Our new lifestyle ensures that one of us is always at home to take care of the children. On our very first day in the new arrangement our daughter Eilish was ill and had to take a rare day off school,
What a huge relief, no arguments over who had to take the day off!!
Les and I have always shared the household chores and everything that goes with that so there have been no issues about having Daddy being at home.
Having said that I haven’t noticed Les going to twins club on his day off ….yet!
I feel that we are both getting the best of both worlds and a rare insight into exactly what each others lives are like. If you are at work full time you tend to think your partner has got it easy being at home.

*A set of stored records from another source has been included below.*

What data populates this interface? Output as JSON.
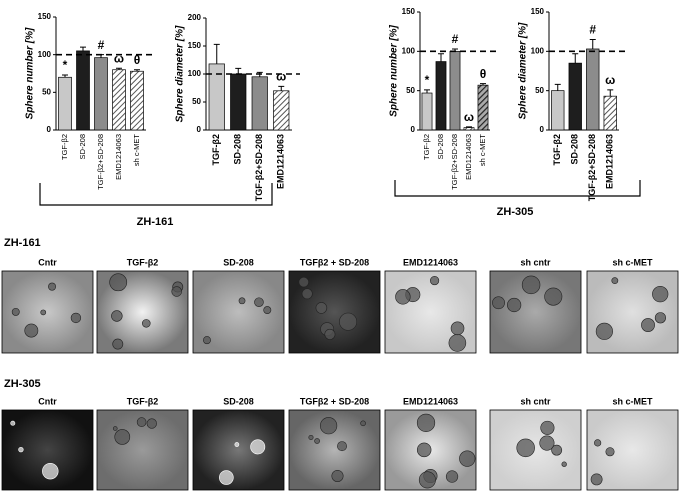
{
  "chart_data": [
    {
      "type": "bar",
      "y_label": "Sphere number [%]",
      "categories": [
        "TGF-β2",
        "SD-208",
        "TGF-β2+SD-208",
        "EMD1214063",
        "sh c-MET"
      ],
      "values": [
        70,
        105,
        96,
        80,
        78
      ],
      "errors": [
        3,
        5,
        4,
        2,
        2
      ],
      "colors": [
        "#c8c8c8",
        "#1e1e1e",
        "#8c8c8c",
        "#cfcfcf",
        "#cfcfcf"
      ],
      "hatched": [
        false,
        false,
        false,
        true,
        true
      ],
      "annotations": [
        "*",
        null,
        "#",
        "ω",
        "θ"
      ],
      "reference_line": 100,
      "ylim": [
        0,
        150
      ],
      "yticks": [
        0,
        50,
        100,
        150
      ]
    },
    {
      "type": "bar",
      "y_label": "Sphere diameter [%]",
      "categories": [
        "TGF-β2",
        "SD-208",
        "TGF-β2+SD-208",
        "EMD1214063"
      ],
      "values": [
        118,
        100,
        95,
        70
      ],
      "errors": [
        35,
        10,
        8,
        8
      ],
      "colors": [
        "#c8c8c8",
        "#1e1e1e",
        "#8c8c8c",
        "#cfcfcf"
      ],
      "hatched": [
        false,
        false,
        false,
        true
      ],
      "annotations": [
        null,
        null,
        null,
        "ω"
      ],
      "reference_line": 100,
      "ylim": [
        0,
        200
      ],
      "yticks": [
        0,
        50,
        100,
        150,
        200
      ]
    },
    {
      "type": "bar",
      "y_label": "Sphere number [%]",
      "categories": [
        "TGF-β2",
        "SD-208",
        "TGF-β2+SD-208",
        "EMD1214063",
        "sh c-MET"
      ],
      "values": [
        47,
        87,
        100,
        3,
        57
      ],
      "errors": [
        4,
        10,
        3,
        1,
        2
      ],
      "colors": [
        "#c8c8c8",
        "#1e1e1e",
        "#8c8c8c",
        "#cfcfcf",
        "#333333"
      ],
      "hatched": [
        false,
        false,
        false,
        true,
        true
      ],
      "annotations": [
        "*",
        null,
        "#",
        "ω",
        "θ"
      ],
      "reference_line": 100,
      "ylim": [
        0,
        150
      ],
      "yticks": [
        0,
        50,
        100,
        150
      ]
    },
    {
      "type": "bar",
      "y_label": "Sphere diameter [%]",
      "categories": [
        "TGF-β2",
        "SD-208",
        "TGF-β2+SD-208",
        "EMD1214063"
      ],
      "values": [
        50,
        85,
        103,
        43
      ],
      "errors": [
        8,
        12,
        12,
        8
      ],
      "colors": [
        "#c8c8c8",
        "#1e1e1e",
        "#8c8c8c",
        "#cfcfcf"
      ],
      "hatched": [
        false,
        false,
        false,
        true
      ],
      "annotations": [
        null,
        null,
        "#",
        "ω"
      ],
      "reference_line": 100,
      "ylim": [
        0,
        150
      ],
      "yticks": [
        0,
        50,
        100,
        150
      ]
    }
  ],
  "brackets": [
    {
      "label": "ZH-161"
    },
    {
      "label": "ZH-305"
    }
  ],
  "image_rows": [
    {
      "label": "ZH-161",
      "panels": [
        "Cntr",
        "TGF-β2",
        "SD-208",
        "TGFβ2 + SD-208",
        "EMD1214063",
        "sh cntr",
        "sh c-MET"
      ]
    },
    {
      "label": "ZH-305",
      "panels": [
        "Cntr",
        "TGF-β2",
        "SD-208",
        "TGFβ2 + SD-208",
        "EMD1214063",
        "sh cntr",
        "sh c-MET"
      ]
    }
  ]
}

We see both worlds and appreciate how hard and tiring it is to be at home with twin baby boys. It is sometimes a relief to put on your suit and hop into the car leaving your partner holding two babies, making packed lunch for the other three, arranging the logistics of brownies, chess club and Irish dancing that evening, tidying up the morning chaos and trying to grab a quick shower before the school run! There is also something liberating about putting the boys for a nap mid morning and going down into a quiet house to make a coffee in the knowledge that your partner will be ploughing through that huge mound of work on the desk in the office. (Actually we have our OWN desks because I’m tidy and he’s not!)
One more thing to consider is that if you are playing two vital and demanding roles in your life it is utterly exhausting, more exhausting than full time work. The major benefit for us is that our two new (unexpected) miracles do not need childcare and that our other three children can still have a quality of life that would be impossible without a parent at home. Lastly I always wondered if my daughters had never been picked to play Mary in the nativity because their Daddy was the Head teacher. Guess what— Sally is Mary this year!